The MP for Canning has previously written about his confrontation with Roberts-Smith on that selection course, in a piece for The Australian published in November 2020.

"Red rocky earth cut into our flesh, numbing our hands," Hastie wrote.

"It was well after midnight, perhaps 3am. Floodlights lit up the group."

"Corporal Ben Roberts-Smith, fresh back from the Battle of Tizak, towered over us, the 25 officer candidates on the 2010 SASR selection course."

"His displeasure writ large in his menacing body language."

Hastie recalled Roberts-Smith berating the officer candidates for taking "the easy option," and switching their push-up hand position to bleeding knuckles.

"Humbling myself before Ben Roberts-Smith was not easy," Hastie wrote.

He passed the course on August 13 — having lost 12 kilograms over three weeks — and recalled weeping when he phoned his wife to tell her.

The shadow over the Roberts-Smith case

Hastie went on to deploy to Afghanistan with the SAS in 2013 at the tail-end of the war.

He retired from the Army as a captain in 2015 and was elected to federal parliament that September.

He has since been one of the most vocal advocates for the Brereton Inquiry into Australian war crimes in Afghanistan, repeatedly criticising what he described as a toxic "warrior" culture in special forces.

In March 2022, Hastie gave evidence in the Federal Court during Roberts-Smith's failed defamation case against Nine newspapers.

The MP recounted encountering Roberts-Smith in Afghanistan and supported aspects of the publisher's reporting.

Roberts-Smith was charged on April 7 this year with five counts of "war crime — murder," allegedly committed during his SAS service in Afghanistan between 2009 and 2012.

He has consistently and emphatically denied any unlawful killings, and is presumed innocent of all charges. The 47-year-old is yet to face trial.

'Yeah you're a traitor'

The simmering feud burst into public view on Anzac Day, after Hastie posted a family photograph on Instagram from a Perth dawn service.

"Remembering the fallen, honouring our veterans and ADF, a responsibility for all Australians, young and old.
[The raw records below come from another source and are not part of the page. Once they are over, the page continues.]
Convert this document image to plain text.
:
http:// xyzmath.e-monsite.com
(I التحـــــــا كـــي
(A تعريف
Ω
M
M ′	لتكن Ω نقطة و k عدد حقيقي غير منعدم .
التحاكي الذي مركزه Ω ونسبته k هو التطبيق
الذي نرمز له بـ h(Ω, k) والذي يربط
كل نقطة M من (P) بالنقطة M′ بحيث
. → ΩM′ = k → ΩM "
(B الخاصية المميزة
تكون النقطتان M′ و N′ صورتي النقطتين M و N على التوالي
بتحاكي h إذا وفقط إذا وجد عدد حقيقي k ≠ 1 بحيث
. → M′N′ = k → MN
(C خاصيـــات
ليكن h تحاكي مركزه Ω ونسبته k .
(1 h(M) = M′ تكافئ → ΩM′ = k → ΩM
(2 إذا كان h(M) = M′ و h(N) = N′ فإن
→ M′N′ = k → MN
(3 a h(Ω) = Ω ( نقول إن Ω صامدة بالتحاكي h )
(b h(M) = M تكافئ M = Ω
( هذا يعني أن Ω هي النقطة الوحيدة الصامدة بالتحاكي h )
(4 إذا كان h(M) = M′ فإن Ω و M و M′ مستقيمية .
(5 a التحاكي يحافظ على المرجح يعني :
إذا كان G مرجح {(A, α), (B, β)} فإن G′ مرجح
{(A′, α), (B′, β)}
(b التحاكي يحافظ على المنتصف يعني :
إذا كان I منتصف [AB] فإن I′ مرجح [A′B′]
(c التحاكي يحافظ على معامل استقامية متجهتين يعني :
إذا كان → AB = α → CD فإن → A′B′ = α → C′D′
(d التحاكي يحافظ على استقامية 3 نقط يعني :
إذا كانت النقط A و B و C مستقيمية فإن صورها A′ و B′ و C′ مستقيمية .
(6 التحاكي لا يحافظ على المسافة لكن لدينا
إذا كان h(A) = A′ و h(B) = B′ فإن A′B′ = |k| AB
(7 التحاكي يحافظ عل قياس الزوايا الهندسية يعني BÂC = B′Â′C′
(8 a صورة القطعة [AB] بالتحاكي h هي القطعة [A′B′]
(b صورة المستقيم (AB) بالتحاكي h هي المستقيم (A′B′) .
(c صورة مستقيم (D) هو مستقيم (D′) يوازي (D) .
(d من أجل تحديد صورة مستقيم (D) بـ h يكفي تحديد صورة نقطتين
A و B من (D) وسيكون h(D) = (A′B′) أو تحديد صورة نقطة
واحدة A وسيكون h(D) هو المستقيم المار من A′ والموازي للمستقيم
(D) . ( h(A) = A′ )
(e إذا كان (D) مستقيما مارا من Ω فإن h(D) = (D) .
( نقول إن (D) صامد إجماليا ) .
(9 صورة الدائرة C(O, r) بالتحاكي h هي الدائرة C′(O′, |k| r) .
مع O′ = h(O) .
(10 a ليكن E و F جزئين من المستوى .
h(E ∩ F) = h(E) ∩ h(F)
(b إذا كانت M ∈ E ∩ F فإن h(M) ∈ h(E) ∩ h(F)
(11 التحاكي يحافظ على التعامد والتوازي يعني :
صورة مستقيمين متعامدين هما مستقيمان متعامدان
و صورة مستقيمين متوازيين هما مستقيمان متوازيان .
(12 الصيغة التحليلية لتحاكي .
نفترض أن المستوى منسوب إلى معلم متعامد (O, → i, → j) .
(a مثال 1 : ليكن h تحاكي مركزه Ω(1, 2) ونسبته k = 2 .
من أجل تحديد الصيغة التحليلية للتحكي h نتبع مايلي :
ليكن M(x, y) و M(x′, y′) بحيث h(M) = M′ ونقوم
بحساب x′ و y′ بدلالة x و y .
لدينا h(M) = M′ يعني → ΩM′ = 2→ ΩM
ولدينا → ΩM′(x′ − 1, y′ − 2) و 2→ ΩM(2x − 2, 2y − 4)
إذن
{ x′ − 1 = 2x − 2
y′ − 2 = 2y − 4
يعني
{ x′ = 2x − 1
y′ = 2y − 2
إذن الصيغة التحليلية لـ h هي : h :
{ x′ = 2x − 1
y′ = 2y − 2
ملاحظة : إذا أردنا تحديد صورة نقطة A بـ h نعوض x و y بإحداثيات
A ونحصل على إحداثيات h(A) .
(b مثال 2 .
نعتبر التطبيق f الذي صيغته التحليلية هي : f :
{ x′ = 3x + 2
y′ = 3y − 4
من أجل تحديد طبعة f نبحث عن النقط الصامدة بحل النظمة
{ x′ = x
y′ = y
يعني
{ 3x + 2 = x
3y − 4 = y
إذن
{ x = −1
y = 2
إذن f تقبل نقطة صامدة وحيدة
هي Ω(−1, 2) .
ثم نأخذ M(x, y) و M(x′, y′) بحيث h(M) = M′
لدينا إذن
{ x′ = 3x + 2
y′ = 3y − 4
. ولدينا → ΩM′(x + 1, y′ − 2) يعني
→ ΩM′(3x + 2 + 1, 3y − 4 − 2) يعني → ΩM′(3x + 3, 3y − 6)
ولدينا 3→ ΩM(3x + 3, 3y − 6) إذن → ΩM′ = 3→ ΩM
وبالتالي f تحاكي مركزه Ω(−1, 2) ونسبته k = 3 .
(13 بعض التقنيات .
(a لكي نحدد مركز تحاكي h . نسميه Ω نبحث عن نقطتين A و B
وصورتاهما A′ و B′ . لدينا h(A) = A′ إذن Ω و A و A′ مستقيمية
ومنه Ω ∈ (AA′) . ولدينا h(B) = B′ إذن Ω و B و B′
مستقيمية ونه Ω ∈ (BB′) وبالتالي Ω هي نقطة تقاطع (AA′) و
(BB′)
Lest we forget," Hastie captioned the post.

Among the comments was a sharp message from Roberts-Smith's partner Sarah Matulin: "Yeah you're a traitor."

Roberts-Smith's solicitor Karen Espiner later told Nine the comment was "a mistake" made without her client's knowledge.

Hastie addressed the attack two days later in a Sky News interview, refusing to escalate.

"It is what it is, and I really have nothing to add to it," he said.

"Life goes on."

Pressed on whether he regretted anything he had said or done regarding Roberts-Smith, Hastie remained measured.

"I've been very careful about what I've said when I've had to give testimony, I've done it under oath, and again, that's all I have to say."

"I'm just very cautious given that a fair trial, the presumption of innocence and a few other legal principles are at stake here.

I appeared as a witness in the Federal Court in the civil case, and there's a possibility I may do so as well in the trial ahead, so I'm very cautious here."

It remains unclear whether Hastie — whose electorate of Canning takes in Mandurah, just south of the SAS's Perth base — will be called to give evidence for the prosecution if Roberts-Smith stands trial.

It is not suggested Hastie's evidence in the civil case was motivated in any way by Roberts-Smith's recommendation that he fail the SAS selection course.